Cleveland Documenters cover local government meetings. They often have unanswered questions. In our series The Follow Up, we get answers.

Cleveland landmarks

Cleveland has many buildings designated as landmarks, said Cleveland City Planner Karl Brunjes. The Landmarks Commission decides whether to nominate a building for the status. In recent months, it nominated the childhood home of Olympian Jesse Owens and Second New Hope Baptist Church for the status. 

The city is always looking at properties for the landmark designation and conducts a continuing survey for that purpose.

Winning landmark status sets properties apart, according to Michael Brown, pastor of Liberty Hill Baptist Church, which got landmark status in 1974.

“Having local Cleveland [landmark] status allows Liberty Hill Baptist Church to deeply engage with and serve the specific needs of the Cleveland community …,” he told Signal Cleveland in an email. “This status enables the church to leverage local resources, collaborate with nearby organizations, and effectively address local social and spiritual challenges, enhancing its impact and outreach efforts.”

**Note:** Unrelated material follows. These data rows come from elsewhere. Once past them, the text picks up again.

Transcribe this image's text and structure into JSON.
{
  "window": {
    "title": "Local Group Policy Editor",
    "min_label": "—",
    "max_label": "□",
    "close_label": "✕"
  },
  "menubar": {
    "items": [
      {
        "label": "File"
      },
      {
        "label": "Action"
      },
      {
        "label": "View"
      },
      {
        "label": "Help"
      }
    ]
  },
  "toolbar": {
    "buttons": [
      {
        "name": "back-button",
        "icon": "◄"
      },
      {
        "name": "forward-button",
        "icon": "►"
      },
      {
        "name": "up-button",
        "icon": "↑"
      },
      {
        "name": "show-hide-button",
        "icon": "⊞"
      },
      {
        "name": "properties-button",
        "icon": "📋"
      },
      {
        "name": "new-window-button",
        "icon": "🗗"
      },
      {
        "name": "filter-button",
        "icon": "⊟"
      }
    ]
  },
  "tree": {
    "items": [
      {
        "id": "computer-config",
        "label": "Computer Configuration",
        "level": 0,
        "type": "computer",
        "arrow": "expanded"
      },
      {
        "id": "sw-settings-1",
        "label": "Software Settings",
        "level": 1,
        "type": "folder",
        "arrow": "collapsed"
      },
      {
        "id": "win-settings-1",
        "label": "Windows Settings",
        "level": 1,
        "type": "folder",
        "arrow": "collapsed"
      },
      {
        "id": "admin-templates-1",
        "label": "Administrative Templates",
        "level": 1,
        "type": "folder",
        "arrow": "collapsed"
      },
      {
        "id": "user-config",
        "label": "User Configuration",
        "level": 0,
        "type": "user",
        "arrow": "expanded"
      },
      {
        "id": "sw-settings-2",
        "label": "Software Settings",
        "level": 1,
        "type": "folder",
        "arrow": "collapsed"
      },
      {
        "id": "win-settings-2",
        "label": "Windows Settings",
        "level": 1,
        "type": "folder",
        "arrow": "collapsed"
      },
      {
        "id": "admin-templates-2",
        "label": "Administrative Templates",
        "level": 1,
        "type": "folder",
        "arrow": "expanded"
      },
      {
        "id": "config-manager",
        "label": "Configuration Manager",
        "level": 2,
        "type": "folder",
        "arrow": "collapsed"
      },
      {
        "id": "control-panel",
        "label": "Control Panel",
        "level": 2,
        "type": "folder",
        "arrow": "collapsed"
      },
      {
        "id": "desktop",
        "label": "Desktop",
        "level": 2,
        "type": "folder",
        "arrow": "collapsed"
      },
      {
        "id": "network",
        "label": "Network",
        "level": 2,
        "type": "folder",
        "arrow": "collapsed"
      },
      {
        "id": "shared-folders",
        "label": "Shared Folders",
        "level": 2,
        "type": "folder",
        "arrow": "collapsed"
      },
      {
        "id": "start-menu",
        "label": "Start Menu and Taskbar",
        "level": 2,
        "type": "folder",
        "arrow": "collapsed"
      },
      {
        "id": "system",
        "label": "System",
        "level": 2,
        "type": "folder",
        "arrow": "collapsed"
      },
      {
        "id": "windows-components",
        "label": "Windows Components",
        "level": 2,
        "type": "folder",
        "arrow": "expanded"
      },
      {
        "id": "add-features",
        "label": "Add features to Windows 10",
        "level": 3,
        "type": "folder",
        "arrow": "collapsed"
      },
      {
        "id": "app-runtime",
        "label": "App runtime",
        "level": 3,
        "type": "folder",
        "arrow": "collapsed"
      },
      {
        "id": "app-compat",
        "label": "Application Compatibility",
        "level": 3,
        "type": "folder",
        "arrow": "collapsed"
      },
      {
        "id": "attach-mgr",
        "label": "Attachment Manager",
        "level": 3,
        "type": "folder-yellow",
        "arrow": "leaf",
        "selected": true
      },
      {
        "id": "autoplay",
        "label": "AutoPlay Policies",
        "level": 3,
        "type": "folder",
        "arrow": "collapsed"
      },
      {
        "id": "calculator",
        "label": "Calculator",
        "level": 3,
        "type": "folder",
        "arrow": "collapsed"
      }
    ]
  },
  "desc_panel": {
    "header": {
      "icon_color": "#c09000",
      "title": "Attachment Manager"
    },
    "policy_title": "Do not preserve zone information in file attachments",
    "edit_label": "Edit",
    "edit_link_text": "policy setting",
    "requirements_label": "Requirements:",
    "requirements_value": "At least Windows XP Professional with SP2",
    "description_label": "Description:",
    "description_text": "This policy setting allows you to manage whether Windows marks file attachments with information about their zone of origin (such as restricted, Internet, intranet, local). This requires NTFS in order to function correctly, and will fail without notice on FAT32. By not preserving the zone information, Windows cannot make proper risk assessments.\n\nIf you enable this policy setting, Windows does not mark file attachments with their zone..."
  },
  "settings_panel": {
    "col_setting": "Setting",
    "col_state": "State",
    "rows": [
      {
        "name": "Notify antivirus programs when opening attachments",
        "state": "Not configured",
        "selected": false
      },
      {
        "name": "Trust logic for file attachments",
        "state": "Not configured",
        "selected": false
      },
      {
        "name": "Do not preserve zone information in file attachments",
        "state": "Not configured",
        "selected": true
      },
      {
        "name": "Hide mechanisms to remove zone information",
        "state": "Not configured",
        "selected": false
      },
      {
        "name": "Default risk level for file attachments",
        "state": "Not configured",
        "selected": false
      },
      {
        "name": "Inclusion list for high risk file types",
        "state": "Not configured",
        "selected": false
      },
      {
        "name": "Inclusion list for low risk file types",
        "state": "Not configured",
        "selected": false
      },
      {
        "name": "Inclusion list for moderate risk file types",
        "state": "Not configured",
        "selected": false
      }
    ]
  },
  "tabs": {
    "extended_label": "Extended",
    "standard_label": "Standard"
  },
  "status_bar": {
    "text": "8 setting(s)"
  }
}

The road to Cleveland landmark status

So, how do buildings become landmarks? Signal Cleveland asked City Planning’s Brunjes to explain the process. He said the Landmarks Commission considers the “integrity” and “significance” of a building before nominating it. Buildings must be at least 50 years old.

The commission considers a building’s “character, interest or value as part of the development, heritage or cultural characteristics of the city” and looks at whether the property “exemplifies the cultural, economic, social, or historic heritage of the city.“

“While a place may check some of the boxes, it doesn’t necessarily mean that it will still be eligible for designation,” Brunjes told Signal Cleveland in an email. “We conduct a great deal of scholarly research to confirm, and sometimes decline, nomination of a place for designation.”

Nomination for landmark status is only the first step, Brunjes said. Cleveland City Council must eventually sign off.

Cleveland is full of notable churches

Cleveland has often been called a city of churches, and that shows in the list of landmarks. Brunjes said 50 to 60 churches are individually designated as landmarks, and many others are located in historic districts.

One of the first churches to win landmark status is Liberty Hill Baptist Church. Here’s a copy of the 1974 ordinance.

This City Planning interactive map shows landmark districts and individual landmarks. 

Cleveland landmarks account for 7,000 to 8,000 land parcels (one building may take up several parcels), and there is no limit on the number of properties that may get the designation, Brunjes added. 

City Council is expected to review landmark designations for two churches soon: 

  • First Hungarian Reformed “Stone” Church, 2850 E. 79th St., the first Hungarian congregation in the United States. Second New Hope Baptist Church moved into “The Stone Church” in 1943. (The Zone LLC is the current owner of the East 79th Street property.) 
  • Second New Hope Baptist Church (the former St. Margaret of Hungary Catholic Church) at 2917 E. 116th Street. The first church on the site was completed in 1922, the same year New Hope Baptist Church opened on Orange Avenue. Second New Hope moved there from East 79th Street in 1989.

Additional reporting by Doug Breehl-Pitorak.

Correction: This story was updated to note that The Zone LLC is the current owner of the East 79th Street property occupied by Second New Hope Baptist Church.